Boston Ballet opened its spring season with “Parts in Suite,” a trio of works by living choreographers who are in the vanguard of advancing ballet as a 21st-century art form. On stage through April 7 at Boston Opera House, the program presents “Bach Cello Suites,” by resident choreographer Jorma Elo; “In Creases,” by Justin Peck of New York City Ballet; and “Pas/Parts 2018,” by world-renowned contemporary ballet pioneer William Forsythe.

In a delightful demonstration of the interplay between music and dance that is celebrated in the dancers’ whirling, leaping and torquing bodies, the works by Elo and Peck feature live musicians on stage with the dancers. The electronic score of the third work, “Pas/Parts 2018,” while not performed live, is born of an extraordinary partnership between Forsythe and composer Thom Willems, who have collaborated on more than 60 ballets.

On the web

For more information about the new season of Boston Ballet and “Parts in Suite,” visit: www.bostonballet.org

Black and white contrasts

A two-hour program with two intermissions, “Parts in Suite” began with the enchanting work by Elo, in which a highly energetic ensemble of five women and five men conveyed great serenity. Boston Ballet Artistic Director Mikko Nissinen designed its spare set, a lattice suspended overhead that rises, falls and turns at an angle during the 40-minute performance, casting evocative shadows, with lighting by John Cuff and sleek black costumes by Charles Heightchew that accent the dancers’ contours.

“Bach Cello Suites” opened with a darkened stage and a spotlight on a single figure to the right, cellist Sergey Antonov, who performed the suite with exquisite tenderness. As soloists and pairs, the dancers gradually joined him on stage, interacting in intimate duos and fast-moving ensemble formations that echo Baroque dance patterns of Bach’s era. Each couple had its own tempo and personality, and each conveyed subtle fluctuations in mood with concise, semi-abstract movements, their brevity like a language of balletic emotional shorthand. Gestures were incomplete, but fluid, like the music.

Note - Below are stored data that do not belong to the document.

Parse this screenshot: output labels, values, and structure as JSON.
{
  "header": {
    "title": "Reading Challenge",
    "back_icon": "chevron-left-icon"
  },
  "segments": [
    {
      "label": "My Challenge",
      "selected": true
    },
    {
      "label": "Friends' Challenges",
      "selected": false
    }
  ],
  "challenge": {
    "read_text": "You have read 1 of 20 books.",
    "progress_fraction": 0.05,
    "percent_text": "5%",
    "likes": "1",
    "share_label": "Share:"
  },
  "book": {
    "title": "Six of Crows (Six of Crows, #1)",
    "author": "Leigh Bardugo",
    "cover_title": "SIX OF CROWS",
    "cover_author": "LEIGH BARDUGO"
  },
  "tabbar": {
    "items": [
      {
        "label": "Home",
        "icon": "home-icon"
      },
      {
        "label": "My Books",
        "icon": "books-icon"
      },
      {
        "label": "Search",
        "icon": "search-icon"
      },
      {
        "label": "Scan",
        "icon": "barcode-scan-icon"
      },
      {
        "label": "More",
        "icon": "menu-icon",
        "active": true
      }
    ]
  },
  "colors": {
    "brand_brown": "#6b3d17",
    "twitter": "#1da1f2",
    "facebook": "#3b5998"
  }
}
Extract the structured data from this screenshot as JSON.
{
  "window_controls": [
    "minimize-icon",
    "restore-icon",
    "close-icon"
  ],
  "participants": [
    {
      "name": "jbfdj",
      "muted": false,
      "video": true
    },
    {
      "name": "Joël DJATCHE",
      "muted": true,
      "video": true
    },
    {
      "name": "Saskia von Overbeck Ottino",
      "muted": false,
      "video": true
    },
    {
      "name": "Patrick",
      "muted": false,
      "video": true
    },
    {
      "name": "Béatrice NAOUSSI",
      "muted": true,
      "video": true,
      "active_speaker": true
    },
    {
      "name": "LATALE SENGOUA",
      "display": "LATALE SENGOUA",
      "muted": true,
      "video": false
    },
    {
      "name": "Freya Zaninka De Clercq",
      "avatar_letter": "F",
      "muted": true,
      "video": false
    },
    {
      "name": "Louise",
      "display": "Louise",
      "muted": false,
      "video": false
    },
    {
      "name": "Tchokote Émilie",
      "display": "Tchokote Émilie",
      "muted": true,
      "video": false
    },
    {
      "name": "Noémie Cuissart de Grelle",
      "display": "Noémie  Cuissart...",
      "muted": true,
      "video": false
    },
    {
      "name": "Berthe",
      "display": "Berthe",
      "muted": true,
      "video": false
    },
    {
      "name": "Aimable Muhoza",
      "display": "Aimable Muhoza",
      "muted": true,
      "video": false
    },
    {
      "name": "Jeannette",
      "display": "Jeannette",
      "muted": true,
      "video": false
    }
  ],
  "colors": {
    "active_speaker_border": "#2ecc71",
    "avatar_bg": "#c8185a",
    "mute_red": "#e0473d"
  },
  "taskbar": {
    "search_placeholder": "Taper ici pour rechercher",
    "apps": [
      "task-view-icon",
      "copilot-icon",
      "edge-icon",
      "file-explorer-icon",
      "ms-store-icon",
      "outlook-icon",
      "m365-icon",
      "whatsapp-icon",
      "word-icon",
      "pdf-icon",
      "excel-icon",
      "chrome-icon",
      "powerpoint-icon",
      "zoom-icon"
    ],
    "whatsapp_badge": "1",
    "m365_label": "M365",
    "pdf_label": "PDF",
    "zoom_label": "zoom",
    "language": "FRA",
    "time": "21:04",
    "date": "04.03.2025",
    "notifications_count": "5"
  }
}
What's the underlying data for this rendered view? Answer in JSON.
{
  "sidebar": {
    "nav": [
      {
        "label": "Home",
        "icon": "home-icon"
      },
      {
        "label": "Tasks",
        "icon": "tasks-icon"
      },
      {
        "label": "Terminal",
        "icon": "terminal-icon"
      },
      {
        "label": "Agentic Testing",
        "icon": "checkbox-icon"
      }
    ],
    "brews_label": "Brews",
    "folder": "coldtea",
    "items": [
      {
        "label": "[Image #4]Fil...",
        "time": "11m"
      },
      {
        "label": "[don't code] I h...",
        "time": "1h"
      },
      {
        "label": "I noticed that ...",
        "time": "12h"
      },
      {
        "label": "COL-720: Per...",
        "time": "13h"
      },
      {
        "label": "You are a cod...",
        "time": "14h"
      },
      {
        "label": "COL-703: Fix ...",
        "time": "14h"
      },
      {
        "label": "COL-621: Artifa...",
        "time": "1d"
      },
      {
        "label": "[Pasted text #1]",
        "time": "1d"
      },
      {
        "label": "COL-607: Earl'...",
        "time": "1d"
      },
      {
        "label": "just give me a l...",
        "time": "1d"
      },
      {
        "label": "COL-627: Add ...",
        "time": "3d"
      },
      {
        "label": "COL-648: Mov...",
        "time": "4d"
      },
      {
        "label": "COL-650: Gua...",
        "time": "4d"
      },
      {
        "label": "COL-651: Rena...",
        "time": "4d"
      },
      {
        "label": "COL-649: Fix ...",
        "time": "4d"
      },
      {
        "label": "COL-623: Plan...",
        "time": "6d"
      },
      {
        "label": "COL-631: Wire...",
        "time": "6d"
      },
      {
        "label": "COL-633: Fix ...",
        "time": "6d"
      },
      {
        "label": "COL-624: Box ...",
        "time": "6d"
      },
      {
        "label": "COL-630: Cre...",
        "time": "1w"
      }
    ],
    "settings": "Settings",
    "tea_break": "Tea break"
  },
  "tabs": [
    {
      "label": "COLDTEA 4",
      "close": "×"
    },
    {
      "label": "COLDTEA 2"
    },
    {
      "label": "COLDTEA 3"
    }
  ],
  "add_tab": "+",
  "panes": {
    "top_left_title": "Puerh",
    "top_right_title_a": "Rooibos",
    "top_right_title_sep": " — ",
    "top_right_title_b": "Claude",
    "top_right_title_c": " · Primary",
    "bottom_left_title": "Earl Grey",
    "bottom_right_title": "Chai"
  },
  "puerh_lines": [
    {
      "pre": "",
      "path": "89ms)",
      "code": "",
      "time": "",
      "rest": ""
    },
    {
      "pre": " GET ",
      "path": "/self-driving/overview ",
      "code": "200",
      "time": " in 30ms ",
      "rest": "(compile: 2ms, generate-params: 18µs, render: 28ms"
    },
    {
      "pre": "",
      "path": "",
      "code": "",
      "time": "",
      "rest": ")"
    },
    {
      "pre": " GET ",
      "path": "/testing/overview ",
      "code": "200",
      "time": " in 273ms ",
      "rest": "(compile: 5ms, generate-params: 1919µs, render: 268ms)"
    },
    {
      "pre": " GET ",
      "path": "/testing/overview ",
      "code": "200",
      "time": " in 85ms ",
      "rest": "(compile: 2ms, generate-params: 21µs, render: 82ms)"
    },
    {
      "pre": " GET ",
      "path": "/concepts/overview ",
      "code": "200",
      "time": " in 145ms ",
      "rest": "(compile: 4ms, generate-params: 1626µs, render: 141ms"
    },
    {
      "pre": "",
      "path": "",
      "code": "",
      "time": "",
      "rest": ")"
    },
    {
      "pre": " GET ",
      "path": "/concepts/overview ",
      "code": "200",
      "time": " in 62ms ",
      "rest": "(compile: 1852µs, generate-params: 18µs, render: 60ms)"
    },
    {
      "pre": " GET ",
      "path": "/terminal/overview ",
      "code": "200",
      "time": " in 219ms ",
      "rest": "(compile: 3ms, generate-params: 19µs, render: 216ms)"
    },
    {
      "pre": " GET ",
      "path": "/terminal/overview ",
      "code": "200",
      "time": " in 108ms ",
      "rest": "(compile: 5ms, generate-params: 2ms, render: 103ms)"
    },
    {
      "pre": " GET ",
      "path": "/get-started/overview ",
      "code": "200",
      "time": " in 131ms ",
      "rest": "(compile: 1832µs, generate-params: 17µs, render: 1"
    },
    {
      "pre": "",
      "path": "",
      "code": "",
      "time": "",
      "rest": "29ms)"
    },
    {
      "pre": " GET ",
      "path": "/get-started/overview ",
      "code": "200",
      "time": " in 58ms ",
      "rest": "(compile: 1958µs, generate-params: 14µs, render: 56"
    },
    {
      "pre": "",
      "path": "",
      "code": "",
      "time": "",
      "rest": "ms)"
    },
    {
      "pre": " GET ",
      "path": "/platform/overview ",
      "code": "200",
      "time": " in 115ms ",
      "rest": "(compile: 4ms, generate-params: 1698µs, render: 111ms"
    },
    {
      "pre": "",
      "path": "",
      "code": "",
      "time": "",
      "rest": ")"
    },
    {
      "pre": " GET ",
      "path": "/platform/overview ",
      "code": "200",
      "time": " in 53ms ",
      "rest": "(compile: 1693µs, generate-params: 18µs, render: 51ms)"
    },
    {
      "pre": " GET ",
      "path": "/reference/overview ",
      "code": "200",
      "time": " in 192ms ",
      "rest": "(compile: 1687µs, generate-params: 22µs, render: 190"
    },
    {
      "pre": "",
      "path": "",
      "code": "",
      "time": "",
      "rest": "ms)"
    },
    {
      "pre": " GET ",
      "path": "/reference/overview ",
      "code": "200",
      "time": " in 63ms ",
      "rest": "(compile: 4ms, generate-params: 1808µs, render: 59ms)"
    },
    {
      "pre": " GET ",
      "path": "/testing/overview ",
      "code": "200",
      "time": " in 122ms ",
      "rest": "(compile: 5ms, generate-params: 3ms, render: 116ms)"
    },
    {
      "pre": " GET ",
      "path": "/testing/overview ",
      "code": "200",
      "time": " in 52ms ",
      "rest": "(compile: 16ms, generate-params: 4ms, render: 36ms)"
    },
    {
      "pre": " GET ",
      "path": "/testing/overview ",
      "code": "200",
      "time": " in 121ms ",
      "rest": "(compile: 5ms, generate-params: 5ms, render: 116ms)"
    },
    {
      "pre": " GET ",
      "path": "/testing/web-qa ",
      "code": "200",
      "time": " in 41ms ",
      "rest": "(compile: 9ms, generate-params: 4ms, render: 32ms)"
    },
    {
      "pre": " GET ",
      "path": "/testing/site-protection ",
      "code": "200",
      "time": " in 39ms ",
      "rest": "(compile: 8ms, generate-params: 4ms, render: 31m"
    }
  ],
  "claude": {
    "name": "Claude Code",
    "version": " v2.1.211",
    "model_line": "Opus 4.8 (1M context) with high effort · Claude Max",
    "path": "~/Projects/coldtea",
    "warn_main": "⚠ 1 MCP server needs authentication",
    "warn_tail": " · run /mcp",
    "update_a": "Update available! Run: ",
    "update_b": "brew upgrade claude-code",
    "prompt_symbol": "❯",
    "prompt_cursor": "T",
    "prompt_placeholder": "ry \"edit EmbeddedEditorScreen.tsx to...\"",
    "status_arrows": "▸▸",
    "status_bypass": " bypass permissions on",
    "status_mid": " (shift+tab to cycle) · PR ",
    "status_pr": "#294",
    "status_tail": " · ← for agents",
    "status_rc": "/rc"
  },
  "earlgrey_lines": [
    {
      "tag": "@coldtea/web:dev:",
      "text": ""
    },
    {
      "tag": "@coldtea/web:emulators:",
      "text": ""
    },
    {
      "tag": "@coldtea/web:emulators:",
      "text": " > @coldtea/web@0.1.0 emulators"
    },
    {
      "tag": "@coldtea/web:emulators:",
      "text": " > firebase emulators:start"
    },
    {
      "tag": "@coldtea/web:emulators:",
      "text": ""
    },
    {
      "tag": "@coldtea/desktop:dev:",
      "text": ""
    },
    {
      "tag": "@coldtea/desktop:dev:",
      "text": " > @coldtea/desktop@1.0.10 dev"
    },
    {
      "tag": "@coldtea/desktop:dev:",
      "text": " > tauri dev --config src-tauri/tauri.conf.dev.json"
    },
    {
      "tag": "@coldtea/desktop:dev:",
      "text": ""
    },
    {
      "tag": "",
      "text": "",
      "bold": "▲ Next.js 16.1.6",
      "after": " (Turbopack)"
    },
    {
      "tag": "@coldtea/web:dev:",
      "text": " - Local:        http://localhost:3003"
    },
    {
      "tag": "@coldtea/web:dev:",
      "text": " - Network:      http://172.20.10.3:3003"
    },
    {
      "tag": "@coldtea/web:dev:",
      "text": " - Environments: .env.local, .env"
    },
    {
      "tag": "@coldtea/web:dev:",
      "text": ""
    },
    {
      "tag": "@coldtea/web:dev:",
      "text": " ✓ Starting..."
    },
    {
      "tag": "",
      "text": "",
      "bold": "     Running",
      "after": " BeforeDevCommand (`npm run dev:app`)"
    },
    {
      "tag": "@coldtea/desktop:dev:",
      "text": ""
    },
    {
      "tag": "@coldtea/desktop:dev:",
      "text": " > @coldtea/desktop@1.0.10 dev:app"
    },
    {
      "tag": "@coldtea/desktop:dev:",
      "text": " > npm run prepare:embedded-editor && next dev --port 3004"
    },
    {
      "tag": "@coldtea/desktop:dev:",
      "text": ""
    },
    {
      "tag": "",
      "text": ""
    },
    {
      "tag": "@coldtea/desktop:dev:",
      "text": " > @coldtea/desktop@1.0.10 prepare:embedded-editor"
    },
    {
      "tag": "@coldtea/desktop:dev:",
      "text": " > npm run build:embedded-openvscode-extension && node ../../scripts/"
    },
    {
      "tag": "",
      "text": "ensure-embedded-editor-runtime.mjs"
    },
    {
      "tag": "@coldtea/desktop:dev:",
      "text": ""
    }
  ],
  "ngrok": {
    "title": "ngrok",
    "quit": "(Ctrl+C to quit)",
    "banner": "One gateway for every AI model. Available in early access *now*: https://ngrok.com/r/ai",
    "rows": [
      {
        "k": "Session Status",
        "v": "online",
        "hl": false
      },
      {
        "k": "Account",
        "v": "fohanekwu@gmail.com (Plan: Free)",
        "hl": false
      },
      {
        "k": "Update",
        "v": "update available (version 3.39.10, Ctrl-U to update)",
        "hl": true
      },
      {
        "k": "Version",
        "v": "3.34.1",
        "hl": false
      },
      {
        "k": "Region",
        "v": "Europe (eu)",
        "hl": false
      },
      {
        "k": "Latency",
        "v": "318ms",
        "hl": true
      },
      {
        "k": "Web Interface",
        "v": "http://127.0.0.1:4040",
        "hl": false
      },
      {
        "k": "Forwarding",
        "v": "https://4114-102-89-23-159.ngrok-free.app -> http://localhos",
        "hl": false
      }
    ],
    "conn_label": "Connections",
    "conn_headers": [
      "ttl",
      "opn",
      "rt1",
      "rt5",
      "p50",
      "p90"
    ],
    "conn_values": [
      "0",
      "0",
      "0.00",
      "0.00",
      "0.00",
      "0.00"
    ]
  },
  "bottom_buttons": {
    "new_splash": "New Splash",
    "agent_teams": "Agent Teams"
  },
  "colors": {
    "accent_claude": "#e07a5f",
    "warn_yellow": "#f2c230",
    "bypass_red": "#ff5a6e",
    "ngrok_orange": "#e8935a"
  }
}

Peck, 31, the youngest choreographer of the three, is a soloist at New York City Ballet, and its resident choreographer. Compact in length — just 17 minutes — his “In Creases” was packed with visual surprises. Performed by four men and four women in sleek white costumes designed by Peck and Mark Happel with silver pointe shoes for the women and black socks on the men, the exuberant piece unfolded against plain white walls, with agile lighting by Mark Stanley. In sharp contrast to the white set and costumes, two grand pianos, joined together, formed a long black bar behind the dancers.

Pianists Alex Foaksman and Freda Locker played “Four Movements for Two Pianos,” a Philip Glass composition laced with repetitive rhythms. In tune with the highly patterned score, the dancers frequently clustered in geometric forms — lines, circles and rows. As soloists, in duos and in unison, they moved with great precision and acrobatic verve, constantly varying speed and seeming to both defy and exaggerate the pull of gravity with the same movement. In the finale, seven dancers were on the floor, their legs crisscrossed in a rug-like mass, while one made his way across their bodies, slowly raising one leg at a time as if pulling himself out of a swamp. It was great fun to watch, and over too soon.

The final acts

Concluding the program is Forsythe’s “Pas/Parts 2018,” which he first presented in 1999 with the Paris Opera Ballet. He substantially revised it for its 2016 American premiere at the San Francisco Ballet and has now adapted it for the Boston Ballet as part of his five-year partnership with the company.

A 14-member ensemble performs this challenging, cerebral work to jarring electronica by Willems. Forsythe designed the monumental white walls and pearlescent lighting that encompass the dancers, who wear multicolored costumes by Stephen Galloway. The work opens with a compelling solo, performed on this night by Emily Entingh, in which the lone dancer, dwarfed by the set, spanned the stage to a rasping whistle-like sound. Groups continually shifted during the 20 sections of this 37-minute piece — eight solos, five duets, three trios, a nonet, a sextet, a septet and a finale uniting all. Relieving the relentless momentum were Seo Hye Han’s swinging solo to a syncopated passage in the score and a lyrical duet by Roddy Doble and Chyrstyn Fentroy to a melodic interlude.